A briga vem de 2008, quando foi anunciado um empreendimento imobiliário para uma área de 101,7 mil metros quadrados, que fica no Cais José Estelita. O plano prevê a construção de 13 torres, próximo a construções históricas dos bairros de Santo Antônio e São José, cuja paisagem seria ofuscada, como já foi naquele trecho com a construção das chamadas torres gêmeas. Não é nenhum exagero dizer que elas estão sobrando, na Bacia do Pina em meio aos antigos telhados do Recife.

O Projeto Novo Recife provocou uma das maiores mobilizações observadas em nossa cidade contra um empreendimento imobiliário.

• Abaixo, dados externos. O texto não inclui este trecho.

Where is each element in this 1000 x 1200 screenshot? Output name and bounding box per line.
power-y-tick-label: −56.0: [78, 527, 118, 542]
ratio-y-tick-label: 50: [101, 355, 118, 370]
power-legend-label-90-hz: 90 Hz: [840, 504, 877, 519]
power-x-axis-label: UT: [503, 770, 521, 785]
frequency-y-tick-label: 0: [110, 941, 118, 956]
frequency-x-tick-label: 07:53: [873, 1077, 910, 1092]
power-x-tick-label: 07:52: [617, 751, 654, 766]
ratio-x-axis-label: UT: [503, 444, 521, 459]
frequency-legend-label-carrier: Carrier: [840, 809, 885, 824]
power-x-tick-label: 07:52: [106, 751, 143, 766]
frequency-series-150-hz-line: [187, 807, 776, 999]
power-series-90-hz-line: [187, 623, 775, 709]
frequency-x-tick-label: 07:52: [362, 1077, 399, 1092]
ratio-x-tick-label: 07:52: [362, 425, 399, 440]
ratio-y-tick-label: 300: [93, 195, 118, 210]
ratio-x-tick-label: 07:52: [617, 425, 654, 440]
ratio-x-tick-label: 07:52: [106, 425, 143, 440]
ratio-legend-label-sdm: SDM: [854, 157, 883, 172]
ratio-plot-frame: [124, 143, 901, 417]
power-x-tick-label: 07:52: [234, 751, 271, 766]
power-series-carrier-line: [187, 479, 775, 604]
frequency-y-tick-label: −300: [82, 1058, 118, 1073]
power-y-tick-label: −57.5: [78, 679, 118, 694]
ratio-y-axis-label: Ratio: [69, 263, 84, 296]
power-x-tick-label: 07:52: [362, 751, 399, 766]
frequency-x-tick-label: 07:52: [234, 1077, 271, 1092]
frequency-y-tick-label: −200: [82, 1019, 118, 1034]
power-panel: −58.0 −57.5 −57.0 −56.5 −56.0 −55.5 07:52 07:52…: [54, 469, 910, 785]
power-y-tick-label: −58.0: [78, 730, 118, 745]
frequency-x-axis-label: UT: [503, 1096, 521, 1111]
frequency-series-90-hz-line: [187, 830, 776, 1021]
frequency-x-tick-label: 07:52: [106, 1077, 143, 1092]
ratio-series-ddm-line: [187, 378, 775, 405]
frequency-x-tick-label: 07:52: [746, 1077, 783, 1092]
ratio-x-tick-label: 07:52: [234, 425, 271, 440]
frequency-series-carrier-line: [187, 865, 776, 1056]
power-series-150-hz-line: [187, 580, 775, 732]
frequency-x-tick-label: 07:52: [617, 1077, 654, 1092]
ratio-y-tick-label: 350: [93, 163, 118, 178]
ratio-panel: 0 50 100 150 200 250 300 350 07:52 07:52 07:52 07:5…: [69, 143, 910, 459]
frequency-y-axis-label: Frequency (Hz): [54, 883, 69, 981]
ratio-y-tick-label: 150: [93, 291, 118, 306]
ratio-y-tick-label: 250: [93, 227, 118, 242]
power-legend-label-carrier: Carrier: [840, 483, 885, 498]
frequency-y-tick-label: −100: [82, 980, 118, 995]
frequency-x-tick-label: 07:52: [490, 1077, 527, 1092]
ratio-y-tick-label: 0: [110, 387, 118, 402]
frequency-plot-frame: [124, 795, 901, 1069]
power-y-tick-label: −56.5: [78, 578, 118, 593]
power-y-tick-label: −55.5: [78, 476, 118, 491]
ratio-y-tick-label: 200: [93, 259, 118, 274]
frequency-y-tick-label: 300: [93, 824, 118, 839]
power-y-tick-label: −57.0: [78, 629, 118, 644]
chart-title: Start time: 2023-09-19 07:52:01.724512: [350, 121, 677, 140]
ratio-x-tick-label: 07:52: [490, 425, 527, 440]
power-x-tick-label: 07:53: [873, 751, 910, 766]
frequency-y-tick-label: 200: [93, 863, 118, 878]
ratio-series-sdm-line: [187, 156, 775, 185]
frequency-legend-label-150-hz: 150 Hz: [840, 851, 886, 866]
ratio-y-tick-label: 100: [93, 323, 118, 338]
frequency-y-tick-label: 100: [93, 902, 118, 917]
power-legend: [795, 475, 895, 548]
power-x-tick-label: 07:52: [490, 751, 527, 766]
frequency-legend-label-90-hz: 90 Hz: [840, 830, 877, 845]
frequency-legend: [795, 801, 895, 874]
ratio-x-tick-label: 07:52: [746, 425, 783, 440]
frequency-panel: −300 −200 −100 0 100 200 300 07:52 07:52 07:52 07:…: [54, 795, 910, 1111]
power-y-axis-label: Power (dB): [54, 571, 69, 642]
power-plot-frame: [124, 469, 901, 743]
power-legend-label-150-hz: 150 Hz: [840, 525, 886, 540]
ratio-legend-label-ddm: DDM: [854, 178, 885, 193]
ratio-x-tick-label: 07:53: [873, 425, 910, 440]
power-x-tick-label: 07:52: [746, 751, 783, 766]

Houve ocupação, violência policial, protestos, questionamentos judiciais, tudo que se pode imaginar. Foi a partir  daí que surgiram grupos ainda hoje muito atuantes na cidade, como o Direitos Urbanos e o próprio Ocupe Estelita, criado para impedir a destruição de um patrimônio da nossa cidade e a preservação da paisagem. Assim como a defesa da ampliação de uso daquela área por todo a comunidade.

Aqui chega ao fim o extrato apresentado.